Tuesday, July 15, 2014

Is appointorship an asset?



As set out in earlier posts, and with thanks to the Television Education Network, today’s post addresses the issue of ‘Is appointorship an asset?’ If you would like a link to the video please email me.

As usual, a transcript of the presentation for those that cannot (or choose not to) view the presentation is below –

Whether the appointor role is an asset on the holder’s bankruptcy is probably one of the most contentious issues to have arisen in recent years. Certainly, the feeling amongst lawyers that act on behalf of trustees in bankruptcy or creditors is that absolutely the role is a potential asset.

If it is an asset, then it forms part of the bankrupts’ estate. The reality however when you actually look at the decisions that have been handed down is the exact opposite. So in other words, the role of an appointor is a personal role, akin to a directorship. Therefore, that’s not an asset that can be handed onto creditors.

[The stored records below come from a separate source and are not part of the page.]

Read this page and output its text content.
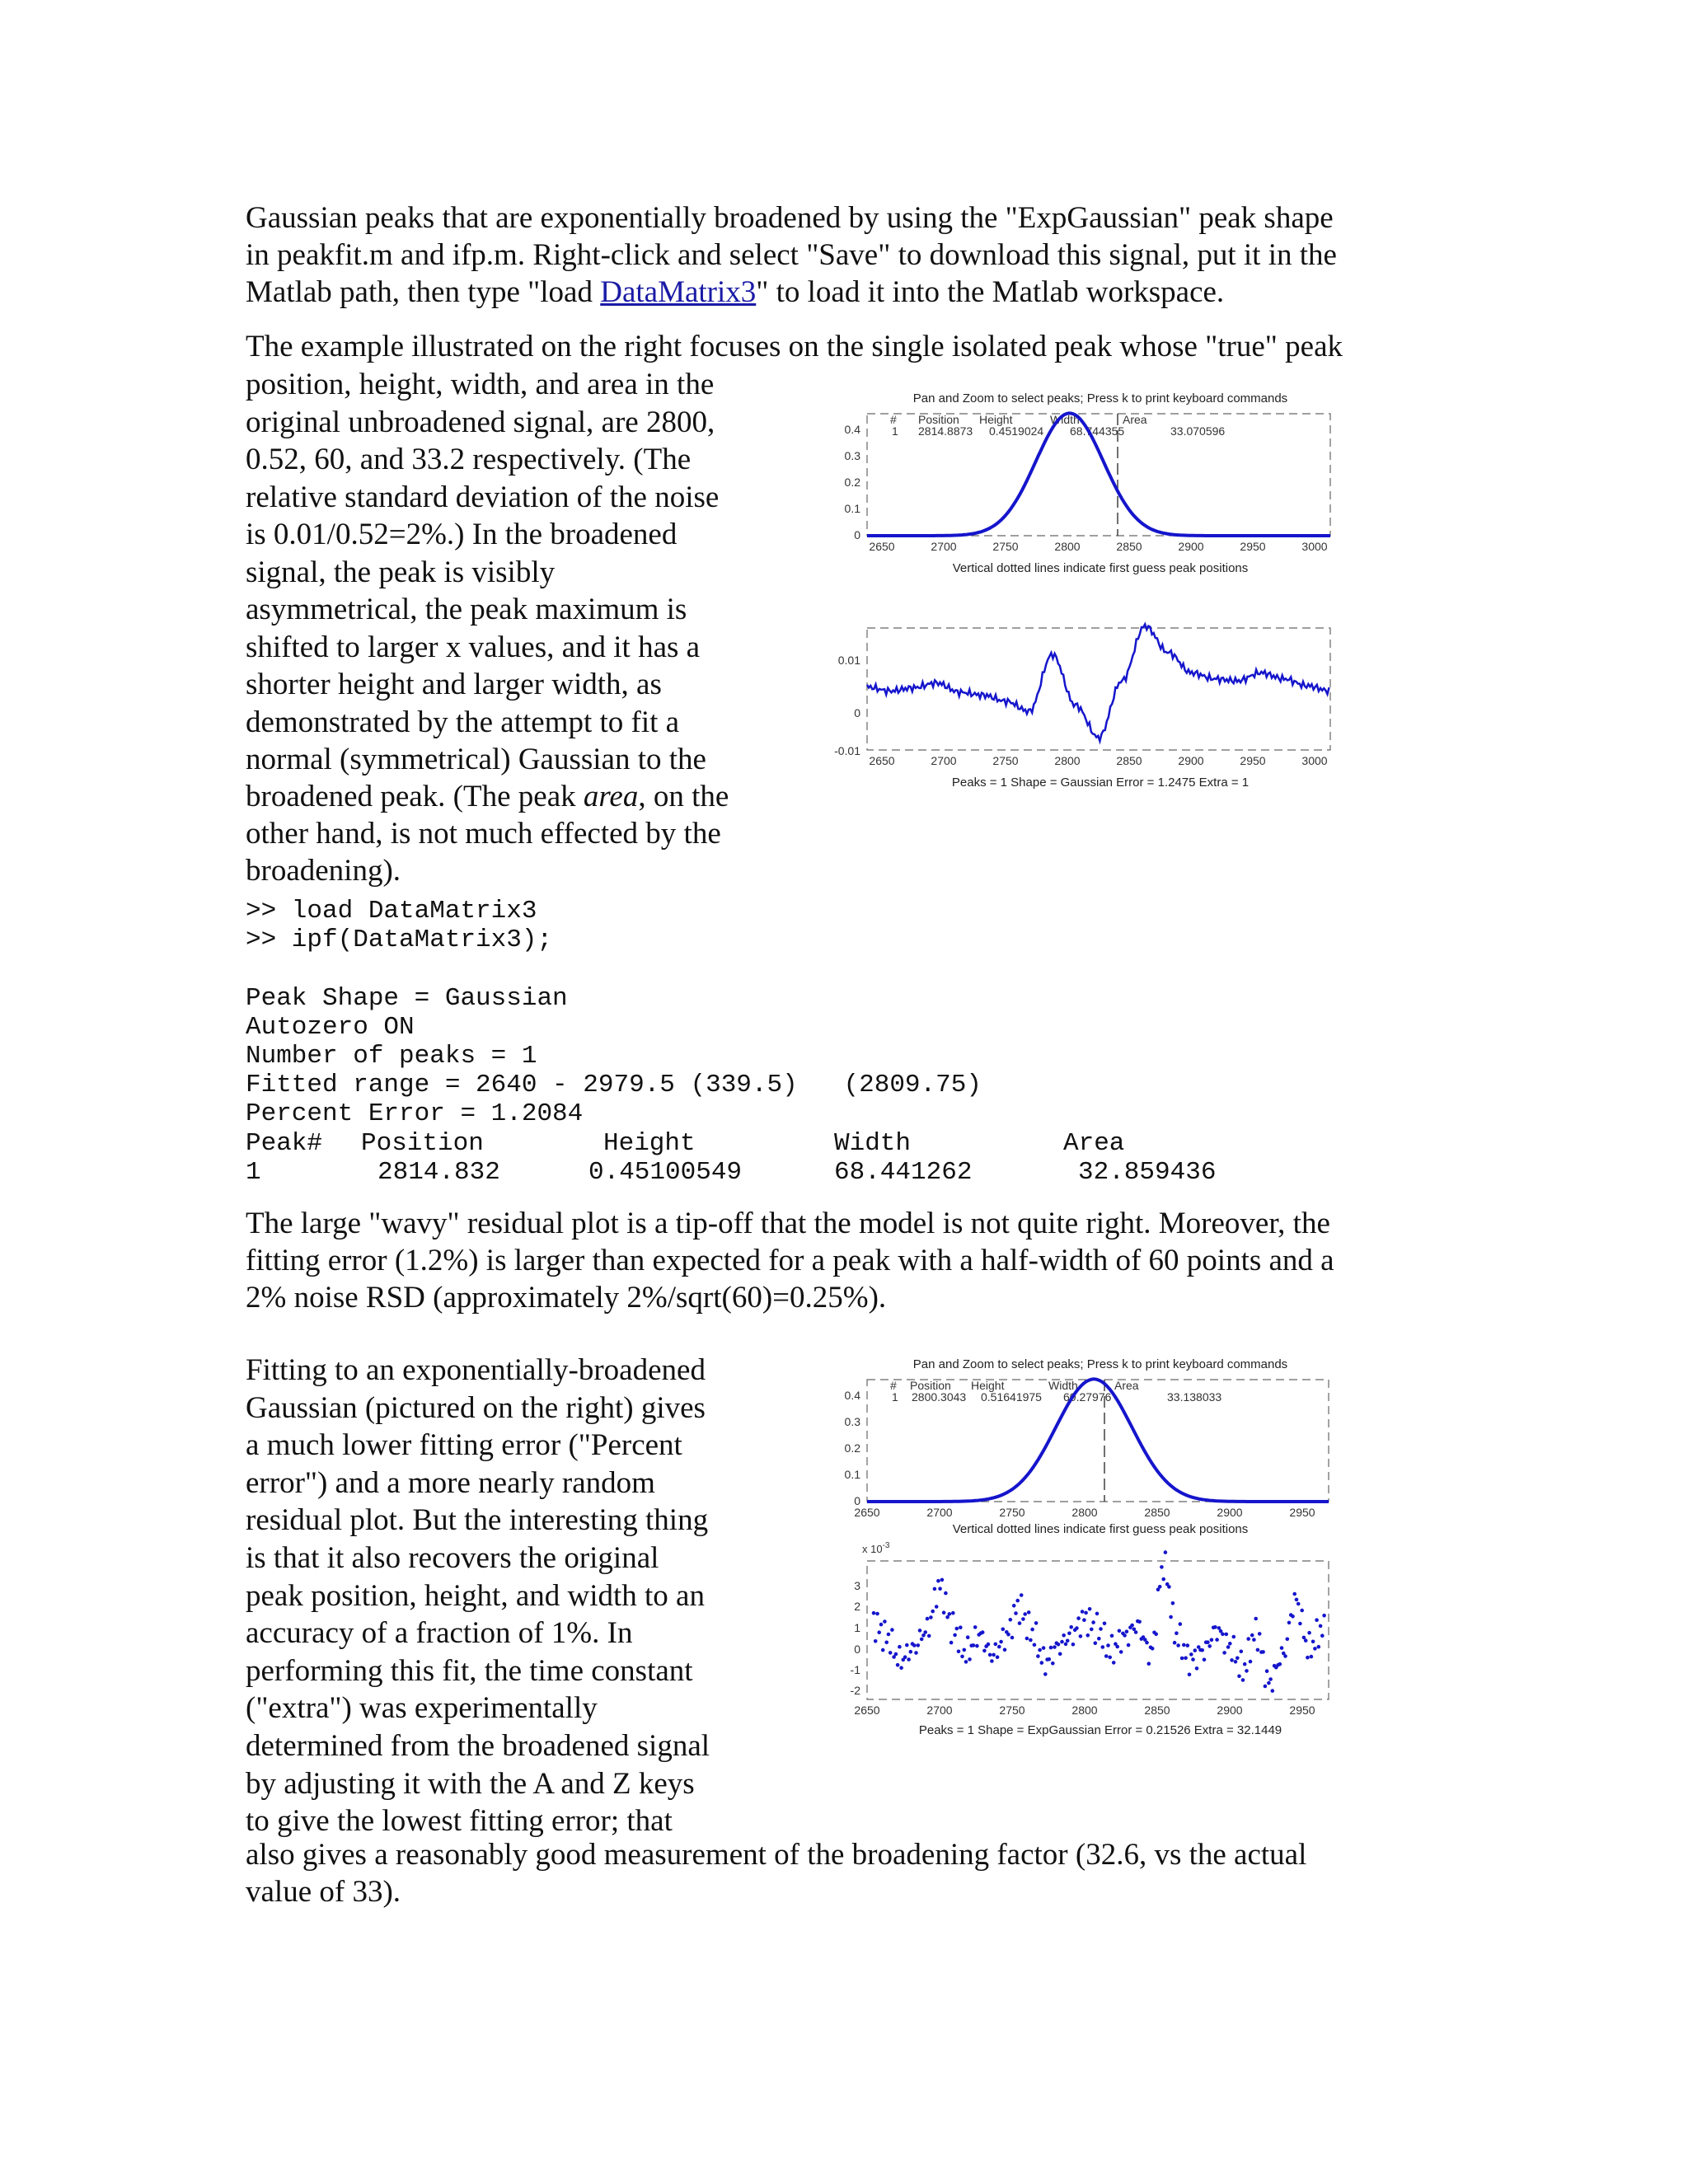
Gaussian peaks that are exponentially broadened by using the "ExpGaussian" peak shape
in peakfit.m and ifp.m. Right-click and select "Save" to download this signal, put it in the
Matlab path, then type "load DataMatrix3" to load it into the Matlab workspace.
The example illustrated on the right focuses on the single isolated peak whose "true" peak
position, height, width, and area in the
original unbroadened signal, are 2800,
0.52, 60, and 33.2 respectively. (The
relative standard deviation of the noise
is 0.01/0.52=2%.) In the broadened
signal, the peak is visibly
asymmetrical, the peak maximum is
shifted to larger x values, and it has a
shorter height and larger width, as
demonstrated by the attempt to fit a
normal (symmetrical) Gaussian to the
broadened peak. (The peak area, on the
other hand, is not much effected by the
broadening).
>> load DataMatrix3
>> ipf(DataMatrix3);
Peak Shape = Gaussian
Autozero ON
Number of peaks = 1
Fitted range = 2640 - 2979.5 (339.5)   (2809.75)
Percent Error = 1.2084
Peak# Position	Height	Width	Area
1	2814.832	0.45100549	68.441262	32.859436
The large "wavy" residual plot is a tip-off that the model is not quite right. Moreover, the
fitting error (1.2%) is larger than expected for a peak with a half-width of 60 points and a
2% noise RSD (approximately 2%/sqrt(60)=0.25%).
Fitting to an exponentially-broadened
Gaussian (pictured on the right) gives
a much lower fitting error ("Percent
error") and a more nearly random
residual plot. But the interesting thing
is that it also recovers the original
peak position, height, and width to an
accuracy of a fraction of 1%. In
performing this fit, the time constant
("extra") was experimentally
determined from the broadened signal
by adjusting it with the A and Z keys
to give the lowest fitting error; that
also gives a reasonably good measurement of the broadening factor (32.6, vs the actual
value of 33).
Pan and Zoom to select peaks; Press k to print keyboard commands
# Position Height	Width	Area
1 2814.8873 0.4519024 68.744355	33.070596
0
0.1
0.2
0.3
0.4
2650	2700	2750	2800	2850	2900	2950	3000
Vertical dotted lines indicate first guess peak positions
-0.01
0
0.01
2650	2700	2750	2800	2850	2900	2950	3000
Peaks = 1 Shape = Gaussian Error = 1.2475 Extra = 1
Pan and Zoom to select peaks; Press k to print keyboard commands
# Position Height	Width	Area
1 2800.3043 0.51641975 60.27976	33.138033
0
0.1
0.2
0.3
0.4
2650	2700	2750	2800	2850	2900	2950
Vertical dotted lines indicate first guess peak positions
x $10^{-3}$
-2
-1
0
1
2
3
2650	2700	2750	2800	2850	2900	2950
Peaks = 1 Shape = ExpGaussian Error = 0.21526 Extra = 32.1449
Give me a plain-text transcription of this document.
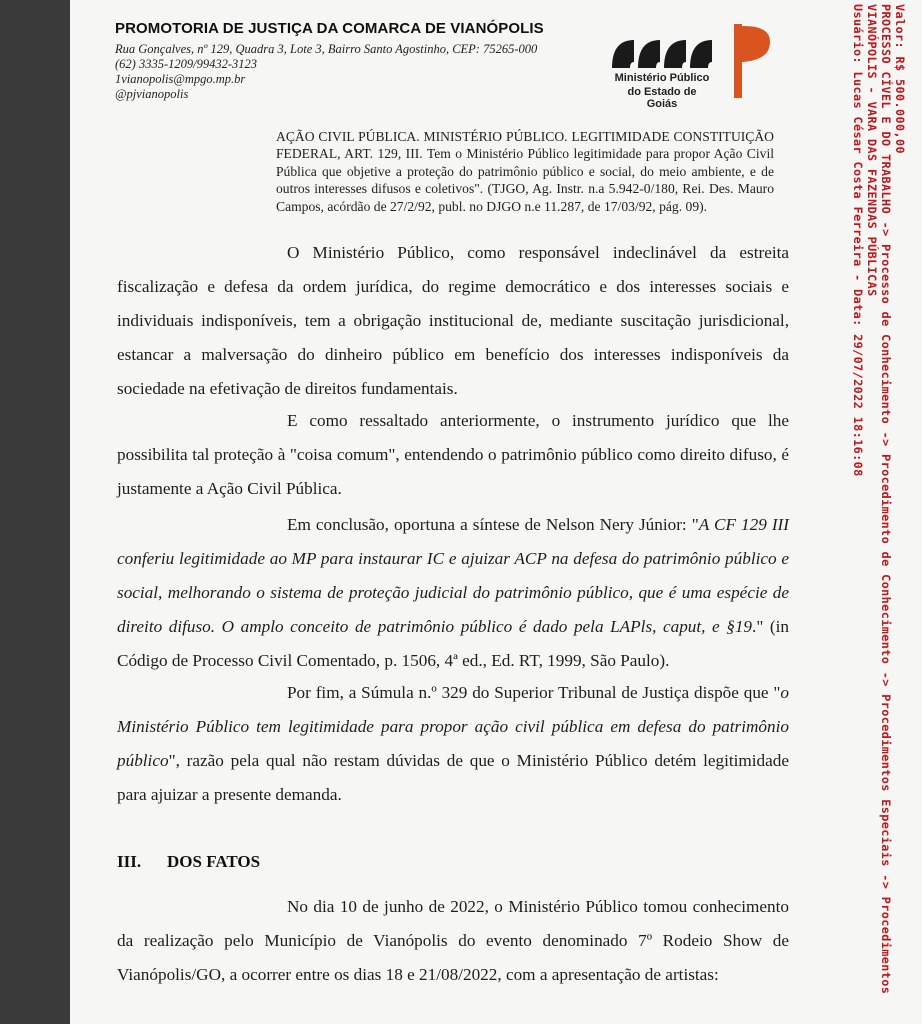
PROMOTORIA DE JUSTIÇA DA COMARCA DE VIANÓPOLIS
Rua Gonçalves, nº 129, Quadra 3, Lote 3, Bairro Santo Agostinho, CEP: 75265-000
(62) 3335-1209/99432-3123
1vianopolis@mpgo.mp.br
@pjvianopolis
Ministério Público
do Estado de Goiás

AÇÃO CIVIL PÚBLICA. MINISTÉRIO PÚBLICO. LEGITIMIDADE CONSTITUIÇÃO FEDERAL, ART. 129, III. Tem o Ministério Público legitimidade para propor Ação Civil Pública que objetive a proteção do patrimônio público e social, do meio ambiente, e de outros interesses difusos e coletivos". (TJGO, Ag. Instr. n.a 5.942-0/180, Rei. Des. Mauro Campos, acórdão de 27/2/92, publ. no DJGO n.e 11.287, de 17/03/92, pág. 09).

O Ministério Público, como responsável indeclinável da estreita fiscalização e defesa da ordem jurídica, do regime democrático e dos interesses sociais e individuais indisponíveis, tem a obrigação institucional de, mediante suscitação jurisdicional, estancar a malversação do dinheiro público em benefício dos interesses indisponíveis da sociedade na efetivação de direitos fundamentais.

E como ressaltado anteriormente, o instrumento jurídico que lhe possibilita tal proteção à "coisa comum", entendendo o patrimônio público como direito difuso, é justamente a Ação Civil Pública.

Em conclusão, oportuna a síntese de Nelson Nery Júnior: "A CF 129 III conferiu legitimidade ao MP para instaurar IC e ajuizar ACP na defesa do patrimônio público e social, melhorando o sistema de proteção judicial do patrimônio público, que é uma espécie de direito difuso. O amplo conceito de patrimônio público é dado pela LAPls, caput, e §19." (in Código de Processo Civil Comentado, p. 1506, 4ª ed., Ed. RT, 1999, São Paulo).

Por fim, a Súmula n.º 329 do Superior Tribunal de Justiça dispõe que "o Ministério Público tem legitimidade para propor ação civil pública em defesa do patrimônio público", razão pela qual não restam dúvidas de que o Ministério Público detém legitimidade para ajuizar a presente demanda.

III. DOS FATOS

No dia 10 de junho de 2022, o Ministério Público tomou conhecimento da realização pelo Município de Vianópolis do evento denominado 7º Rodeio Show de Vianópolis/GO, a ocorrer entre os dias 18 e 21/08/2022, com a apresentação de artistas:

Valor: R$ 500.000,00
PROCESSO CÍVEL E DO TRABALHO -> Processo de Conhecimento -> Procedimento de Conhecimento -> Procedimentos Especiais -> Procedimentos
VIANÓPOLIS - VARA DAS FAZENDAS PÚBLICAS
Usuário: Lucas César Costa Ferreira - Data: 29/07/2022 18:16:08
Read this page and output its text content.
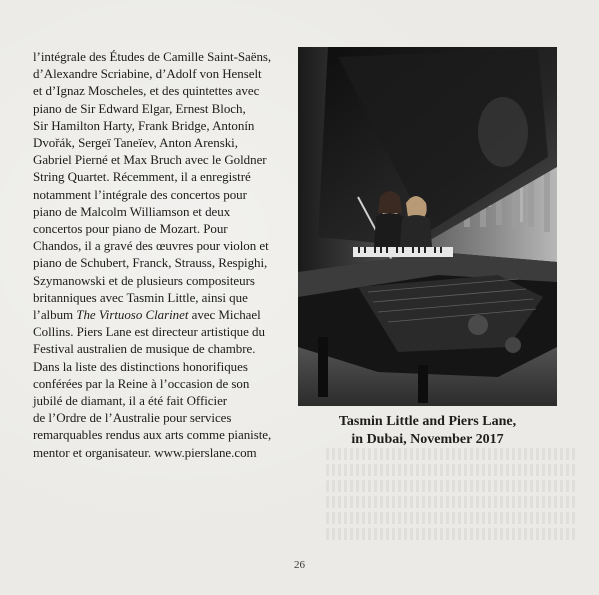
l’intégrale des Études de Camille Saint-Saëns,
d’Alexandre Scriabine, d’Adolf von Henselt
et d’Ignaz Moscheles, et des quintettes avec
piano de Sir Edward Elgar, Ernest Bloch,
Sir Hamilton Harty, Frank Bridge, Antonín
Dvořák, Sergeï Taneïev, Anton Arenski,
Gabriel Pierné et Max Bruch avec le Goldner
String Quartet. Récemment, il a enregistré
notamment l’intégrale des concertos pour
piano de Malcolm Williamson et deux
concertos pour piano de Mozart. Pour
Chandos, il a gravé des œuvres pour violon et
piano de Schubert, Franck, Strauss, Respighi,
Szymanowski et de plusieurs compositeurs
britanniques avec Tasmin Little, ainsi que
l’album The Virtuoso Clarinet avec Michael
Collins. Piers Lane est directeur artistique du
Festival australien de musique de chambre.
Dans la liste des distinctions honorifiques
conférées par la Reine à l’occasion de son
jubilé de diamant, il a été fait Officier
de l’Ordre de l’Australie pour services
remarquables rendus aux arts comme pianiste,
mentor et organisateur. www.pierslane.com
Tasmin Little and Piers Lane,
in Dubai, November 2017
26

Having said this, the issue does not seem to be going away and the conservative view would be that you would try, when setting up this type of structure, to ensure that you do one of a myriad of things.

So for example, making sure that if there is an at risk person that is needing to fulfil the role of appointor or principal, that they don’t fulfil that role individually and solely, that ideally there's some other person acting with them.

Secondly, the way in which the role is structured, it's embedded under the trust instrument, whether it be a family trust or a testamentary discretionary trust, the appointor is automatically disqualified in the event of committing an act of bankruptcy.